Confundido com o burro, o jegue e o jumento, o asno é tido como um animal dado a asneiras. Sei, porém, de um asno que, rebelando-se contra seu passado de jumentices, adquiriu saber e ciência, bem como o respeito de toda a bicharada.
Erasmo era o nome do asno.
Eis a iluminação, o pensamento libertador do pobre quadrúpede: "Renego a tradição de meus ancestrais! Não vou carregar esse fardo de burrices! Aliás, sou asno, e não burro. Burro é o burro!"
Até então, ao longo dos séculos, aberta a sucessão testamentária de um asno, percebia-se que o monte compunha-se apenas de ignorância e curteza de espírito.
Erasmo pastou muito até chegar à universidade. Mas, é preciso dizer que, não obstante sua condição animalesca, era um aluno privilegiado. Em primeiro lugar, porque ele era sua própria condução: ia trotando feliz para o campus. Nunca tivera de enfrentar o Circular 05. Em segundo lugar, porque havia bastante capim no campus e, assim, economizava também o dinheiro do bandejão. O nosso asno era, pois, econômico e chamava a atenção de todos os seus colegas universitários, que acabaram acostumando-se com o seu cheiro.
Aliás, seus colegas prognosticavam: "Esse burro vai longe!" "Esse jumento ainda vai ser juiz!"
Nem gostaria de comentar as agruras por que passou esse primo de jegue por ocasião de sua colação de grau! Todo o reino animal alvoroçara-se, pretendendo ser convidado para a solenidade. Baldada a agitação... A onipotente Comissão de Formatura estabelecera que apenas os pais e irmãos de Erasmo poderiam comparecer à solenidade.

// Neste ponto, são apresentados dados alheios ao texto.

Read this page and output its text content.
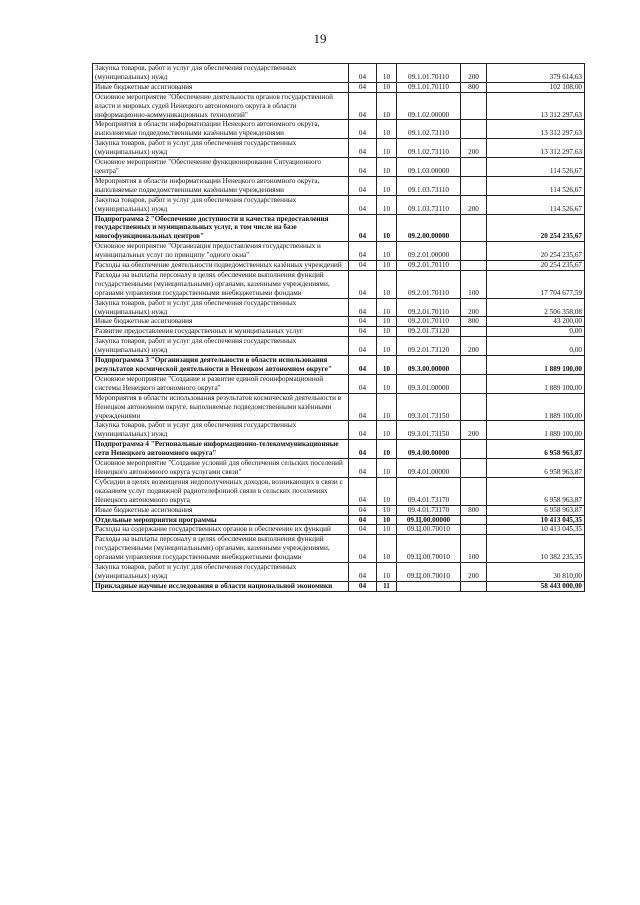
19
Закупка товаров, работ и услуг для обеспечения государственных (муниципальных) нужд	04	10	09.1.01.70110	200	379 614,63
Иные бюджетные ассигнования	04	10	09.1.01.70110	800	102 108,00
Основное мероприятие "Обеспечение деятельности органов государственной власти и мировых судей Ненецкого автономного округа в области информационно-коммуникационных технологий"	04	10	09.1.02.00000		13 312 297,63
Мероприятия в области информатизации Ненецкого автономного округа, выполняемые подведомственными казёнными учреждениями	04	10	09.1.02.73110		13 312 297,63
Закупка товаров, работ и услуг для обеспечения государственных (муниципальных) нужд	04	10	09.1.02.73110	200	13 312 297,63
Основное мероприятие "Обеспечение функционирования Ситуационного центра"	04	10	09.1.03.00000		114 526,67
Мероприятия в области информатизации Ненецкого автономного округа, выполняемые подведомственными казёнными учреждениями	04	10	09.1.03.73110		114 526,67
Закупка товаров, работ и услуг для обеспечения государственных (муниципальных) нужд	04	10	09.1.03.73110	200	114 526,67
Подпрограмма 2 "Обеспечение доступности и качества предоставления государственных и муниципальных услуг, в том числе на базе многофункциональных центров"	04	10	09.2.00.00000		20 254 235,67
Основное мероприятие "Организация предоставления государственных и муниципальных услуг по принципу "одного окна"	04	10	09.2.01.00000		20 254 235,67
Расходы на обеспечение деятельности подведомственных казённых учреждений	04	10	09.2.01.70110		20 254 235,67
Расходы на выплаты персоналу в целях обеспечения выполнения функций государственными (муниципальными) органами, казенными учреждениями, органами управления государственными внебюджетными фондами	04	10	09.2.01.70110	100	17 704 677,59
Закупка товаров, работ и услуг для обеспечения государственных (муниципальных) нужд	04	10	09.2.01.70110	200	2 506 358,08
Иные бюджетные ассигнования	04	10	09.2.01.70110	800	43 200,00
Развитие предоставления государственных и муниципальных услуг	04	10	09.2.01.73120		0,00
Закупка товаров, работ и услуг для обеспечения государственных (муниципальных) нужд	04	10	09.2.01.73120	200	0,00
Подпрограмма 3 "Организация деятельности в области использования результатов космической деятельности в Ненецком автономном округе"	04	10	09.3.00.00000		1 889 100,00
Основное мероприятие "Создание и развитие единой геоинформационной системы Ненецкого автономного округа"	04	10	09.3.01.00000		1 889 100,00
Мероприятия в области использования результатов космической деятельности в Ненецком автономном округе, выполняемые подведомственными казёнными учреждениями	04	10	09.3.01.73150		1 889 100,00
Закупка товаров, работ и услуг для обеспечения государственных (муниципальных) нужд	04	10	09.3.01.73150	200	1 889 100,00
Подпрограмма 4 "Региональные информационно-телекоммуникационные сети Ненецкого автономного округа"	04	10	09.4.00.00000		6 958 963,87
Основное мероприятие "Создание условий для обеспечения сельских поселений Ненецкого автономного округа услугами связи"	04	10	09.4.01.00000		6 958 963,87
Субсидии в целях возмещения недополученных доходов, возникающих в связи с оказанием услуг подвижной радиотелефонной связи в сельских поселениях Ненецкого автономного округа	04	10	09.4.01.73170		6 958 963,87
Иные бюджетные ассигнования	04	10	09.4.01.73170	800	6 958 963,87
Отдельные мероприятия программы	04	10	09.Ц.00.00000		10 413 045,35
Расходы на содержание государственных органов и обеспечение их функций	04	10	09.Ц.00.70010		10 413 045,35
Расходы на выплаты персоналу в целях обеспечения выполнения функций государственными (муниципальными) органами, казенными учреждениями, органами управления государственными внебюджетными фондами	04	10	09.Ц.00.70010	100	10 382 235,35
Закупка товаров, работ и услуг для обеспечения государственных (муниципальных) нужд	04	10	09.Ц.00.70010	200	30 810,00
Прикладные научные исследования в области национальной экономики	04	11			58 443 000,00
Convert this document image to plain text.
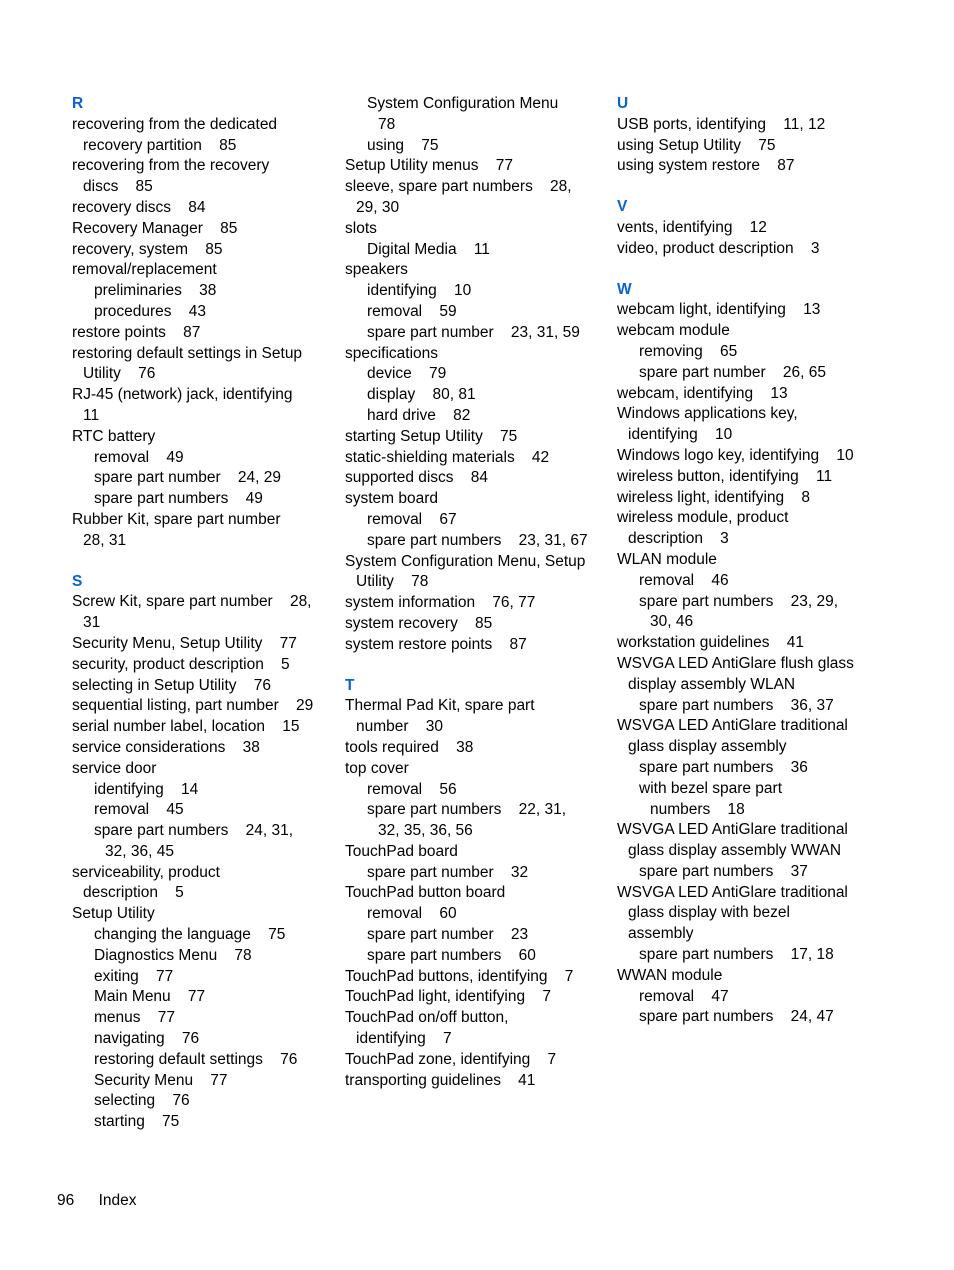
R
recovering from the dedicated
recovery partition    85
recovering from the recovery
discs    85
recovery discs    84
Recovery Manager    85
recovery, system    85
removal/replacement
preliminaries    38
procedures    43
restore points    87
restoring default settings in Setup
Utility    76
RJ-45 (network) jack, identifying
11
RTC battery
removal    49
spare part number    24, 29
spare part numbers    49
Rubber Kit, spare part number
28, 31
S
Screw Kit, spare part number    28,
31
Security Menu, Setup Utility    77
security, product description    5
selecting in Setup Utility    76
sequential listing, part number    29
serial number label, location    15
service considerations    38
service door
identifying    14
removal    45
spare part numbers    24, 31,
32, 36, 45
serviceability, product
description    5
Setup Utility
changing the language    75
Diagnostics Menu    78
exiting    77
Main Menu    77
menus    77
navigating    76
restoring default settings    76
Security Menu    77
selecting    76
starting    75
System Configuration Menu
78
using    75
Setup Utility menus    77
sleeve, spare part numbers    28,
29, 30
slots
Digital Media    11
speakers
identifying    10
removal    59
spare part number    23, 31, 59
specifications
device    79
display    80, 81
hard drive    82
starting Setup Utility    75
static-shielding materials    42
supported discs    84
system board
removal    67
spare part numbers    23, 31, 67
System Configuration Menu, Setup
Utility    78
system information    76, 77
system recovery    85
system restore points    87
T
Thermal Pad Kit, spare part
number    30
tools required    38
top cover
removal    56
spare part numbers    22, 31,
32, 35, 36, 56
TouchPad board
spare part number    32
TouchPad button board
removal    60
spare part number    23
spare part numbers    60
TouchPad buttons, identifying    7
TouchPad light, identifying    7
TouchPad on/off button,
identifying    7
TouchPad zone, identifying    7
transporting guidelines    41
U
USB ports, identifying    11, 12
using Setup Utility    75
using system restore    87
V
vents, identifying    12
video, product description    3
W
webcam light, identifying    13
webcam module
removing    65
spare part number    26, 65
webcam, identifying    13
Windows applications key,
identifying    10
Windows logo key, identifying    10
wireless button, identifying    11
wireless light, identifying    8
wireless module, product
description    3
WLAN module
removal    46
spare part numbers    23, 29,
30, 46
workstation guidelines    41
WSVGA LED AntiGlare flush glass
display assembly WLAN
spare part numbers    36, 37
WSVGA LED AntiGlare traditional
glass display assembly
spare part numbers    36
with bezel spare part
numbers    18
WSVGA LED AntiGlare traditional
glass display assembly WWAN
spare part numbers    37
WSVGA LED AntiGlare traditional
glass display with bezel
assembly
spare part numbers    17, 18
WWAN module
removal    47
spare part numbers    24, 47
96 Index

Colado o grau, Erasmo foi coroado o rei da floresta. Sua erudição tornou-se proverbial, ficando internacionalmente conhecida. Era o Salomão da caatinga, do cerrado e da estepe! Todos os animais comentam o progresso da selva sob o governo do douto imperador. O leão foi enxotado com o rabo entre as patas, como um intransigente ignorante.
***
Mulata era uma mula. Uma mula espetacular, diria até, estupefaciente. Foi o único outro caso de animal estudando na universidade. Como Erasmo, ao contrário de todos os outros animais, por algum estranho prodígio, também foi dotada de alma racional. Apaixonou-se por Erasmo durante os estudos, foram colegas. Derrubava livros no chão de propósito de forma dissimulada para que o nosso distraído herói, de passagem, gentilmente os pegasse.
Mas, meus amigos, nem tudo é alegre nessa vida e, particularmente, nessa história. Embora fosse a mula mais bonita do sistema planetário, mais bonita que a lua e as estrelas, superando até suas colegas que andavam sobre duas patas, digo, pernas, Mulata não era correspondida. Desolada, começou a embriagar-se devido ao insucesso do seu amor platônico. Toda a floresta começou a dizer a seu respeito: "Está um caco! Foi-lhe embora o juízo, perdeu a cabeça...".
E essa, meus amigos, acreditem ou não - já adivinho o espanto do leitor! -, é a verdadeira história, a incontestável origem, da mula sem cabeça.